图2和图3分别是本发明与其他方法(PCSBL方法和EBSBL方法)的均方根误差随信号稀疏度K和测量值个数m变化的比较图，从图中可以看出，相较于近期提出的块稀疏重构方法，本发明具有最小的均方根误差，说明本发明相较其他方法具有更高的重构精度。Fig. 2 and Fig. 3 are the comparison figure that the root mean square error of the present invention and other methods (PCSBL method and EBSBL method) changes with signal sparseness K and the number of measured values m respectively, as can be seen from the figure, compared with In the block sparse reconstruction method recently proposed, the present invention has the smallest root mean square error, indicating that the present invention has higher reconstruction accuracy than other methods.

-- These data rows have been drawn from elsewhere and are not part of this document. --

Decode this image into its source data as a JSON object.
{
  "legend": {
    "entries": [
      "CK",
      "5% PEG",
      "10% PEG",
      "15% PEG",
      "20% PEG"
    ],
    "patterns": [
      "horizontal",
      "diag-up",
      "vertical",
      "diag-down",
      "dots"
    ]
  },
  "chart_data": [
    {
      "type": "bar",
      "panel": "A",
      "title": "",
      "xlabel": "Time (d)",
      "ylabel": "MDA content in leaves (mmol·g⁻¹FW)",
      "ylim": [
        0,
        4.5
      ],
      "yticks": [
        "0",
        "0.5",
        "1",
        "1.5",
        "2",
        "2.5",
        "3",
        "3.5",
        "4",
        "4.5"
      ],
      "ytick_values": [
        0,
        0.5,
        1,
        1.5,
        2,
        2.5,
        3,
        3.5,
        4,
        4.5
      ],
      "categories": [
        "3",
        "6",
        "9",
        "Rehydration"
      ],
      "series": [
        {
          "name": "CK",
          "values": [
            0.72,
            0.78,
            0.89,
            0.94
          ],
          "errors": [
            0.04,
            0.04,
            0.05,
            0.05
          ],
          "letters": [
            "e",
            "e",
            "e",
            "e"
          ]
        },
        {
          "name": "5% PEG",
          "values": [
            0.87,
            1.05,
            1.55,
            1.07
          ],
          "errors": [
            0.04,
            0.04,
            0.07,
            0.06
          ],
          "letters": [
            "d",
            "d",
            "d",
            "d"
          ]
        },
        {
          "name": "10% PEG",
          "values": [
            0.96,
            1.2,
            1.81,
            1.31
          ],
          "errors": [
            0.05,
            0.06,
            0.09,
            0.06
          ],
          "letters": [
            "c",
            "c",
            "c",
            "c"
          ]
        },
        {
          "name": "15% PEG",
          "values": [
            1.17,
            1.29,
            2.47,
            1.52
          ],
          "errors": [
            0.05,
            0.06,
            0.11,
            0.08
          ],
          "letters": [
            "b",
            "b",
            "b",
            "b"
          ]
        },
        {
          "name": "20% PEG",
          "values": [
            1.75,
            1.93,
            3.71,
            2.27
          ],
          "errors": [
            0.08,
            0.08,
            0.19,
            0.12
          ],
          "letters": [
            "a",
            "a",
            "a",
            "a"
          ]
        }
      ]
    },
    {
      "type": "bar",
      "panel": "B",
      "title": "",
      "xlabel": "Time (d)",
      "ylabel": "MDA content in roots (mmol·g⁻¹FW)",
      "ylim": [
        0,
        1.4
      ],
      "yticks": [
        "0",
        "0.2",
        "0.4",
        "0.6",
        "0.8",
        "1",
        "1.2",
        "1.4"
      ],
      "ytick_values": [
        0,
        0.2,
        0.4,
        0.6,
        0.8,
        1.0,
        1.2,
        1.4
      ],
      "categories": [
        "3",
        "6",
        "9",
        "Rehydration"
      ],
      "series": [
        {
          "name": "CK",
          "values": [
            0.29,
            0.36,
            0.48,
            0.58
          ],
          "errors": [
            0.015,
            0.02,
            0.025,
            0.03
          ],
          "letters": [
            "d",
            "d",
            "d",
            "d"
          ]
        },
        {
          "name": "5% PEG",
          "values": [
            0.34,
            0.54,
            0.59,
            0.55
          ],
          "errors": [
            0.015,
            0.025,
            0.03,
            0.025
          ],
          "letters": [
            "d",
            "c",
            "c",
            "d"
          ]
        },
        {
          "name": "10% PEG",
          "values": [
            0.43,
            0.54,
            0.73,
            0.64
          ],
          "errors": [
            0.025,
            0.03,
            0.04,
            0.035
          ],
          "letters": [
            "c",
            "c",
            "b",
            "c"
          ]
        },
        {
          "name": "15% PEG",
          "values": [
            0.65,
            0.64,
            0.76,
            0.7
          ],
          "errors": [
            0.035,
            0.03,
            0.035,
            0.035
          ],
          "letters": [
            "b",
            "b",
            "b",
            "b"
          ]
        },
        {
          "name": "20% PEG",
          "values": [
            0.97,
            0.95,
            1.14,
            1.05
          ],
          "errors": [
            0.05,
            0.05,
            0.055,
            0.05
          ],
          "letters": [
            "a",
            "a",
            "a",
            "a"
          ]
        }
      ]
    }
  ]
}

以上所述为本发明具体实施方式，本说明书中所公开的任一特征，除非特别叙述，均可被其他等效或具有类似目的的替代特征加以替换；所公开的所有特征、或所有方法或过程中的步骤，除了互相排斥的特征和/或步骤以外，均可以任何方式组合。The above is a specific implementation of the present invention, and any feature disclosed in this specification, unless specifically stated, can be replaced by other equivalent or alternative features with similar purposes; all disclosed features, or all methods or The steps of the processes may be combined in any way, except for mutually exclusive features and/or steps.

Claims

1. A block sparse signal reconstruction method employing adaptive coupling parameters, comprising the following steps:

Step 1. Set the received signal as: y=Ax+n, where A represents the sensing matrix, x represents the block sparse signal, and n represents Gaussian noise;

Initialize hyperparameter α, coupling parameters β ₁ and β ₂ and noise variance λ ^-1 , where α=[α ₁ ,α ₁ ,…,α _n ], Each element in x follows a Gaussian distribution:

p p (({x x}_{i i} | | {α α}_{i i},, {α α}_{i i - - 11},, {α α}_{i i + + 11},, {β β}_{i i - - 11}^{i i},, {β β}_{i i + + 11}^{i i})) = = N N (({x x}_{i i} | | 00,, {(({α α}_{i i} + + {β β}_{i i - - 11}^{i i} {α α}_{i i - - 11} + + {β β}_{i i + + 11}^{i i} {α α}_{i i + + 11}))}^{- - 11})),,

Wherein, i=1,2,...,n, the block sparse signal x has n elements;

Gaussian noise n obeys the Gaussian distribution with mean value 0 and covariance matrix λ ^-1 I, then the posterior mean of x is: μ= ^λΣAT y, and the covariance matrix is: Σ=(λA ^T A+S) ^{- 1} , where S is the diagonal matrix:

S S = = d d i i a a g g (({α α}_{11} + + {β β}_{22}^{11} {α α}_{22},, {α α}_{22} + + {β β}_{11}^{22} {α α}_{11} + + {β β}_{33}^{22} {α α}_{33},, ... ...,, {α α}_{n no} + + {β β}_{n no - - 11}^{n no} {α α}_{n no - - 11}));;

According to the maximum a posteriori criterion, the sparse signal x can be estimated as

Step 2. Estimate hyperparameters and coupling parameters according to the expectation maximization criterion:

{α α}_{i i} = = \frac{{κ κ}_{α α}}{0.5 0.5 (({s the s}_{i i} + + {β β}_{i i}^{i i + + 11} {s the s}_{i i + + 11} + + {β β}_{i i}^{i i - - 11} {s the s}_{i i - - 11})) + + b b}

{β β}_{i i}^{i i + + 11} = = \frac{{κ κ}_{{β β}_{11}}}{{α α}_{i i} {s the s}_{i i + + 11}}

{β β}_{i i}^{i i - - 11} = = \frac{{κ κ}_{{β β}_{22}}}{{α α}_{i i} {s the s}_{i i - - 11}}

λ λ = = \frac{m m + + 22 ((c c - - 11))}{| | | | y the y - - A A μ μ | | {| |}_{22}^{22} + + T T r r (({ΣA ΣA}^{T T} A A)) + + 22 d d},,

in, κ _α ∈ (0.5,2), a, b, c, and d are all parameters in the gamma distribution that α and λ obey, and m is the number of measured values;

Step 3. According to the parameter set {α, β ₁ , β ₂ , λ} estimated in step 2 and the formula obtained in step 1 Re-estimating the block-sparse signal, we get

Step 4. Judgment Whether it is less than the specified threshold or whether the number of iterations reaches the specified number, if so, output the reconstructed signal Otherwise, go back to step 2 and continue iterating.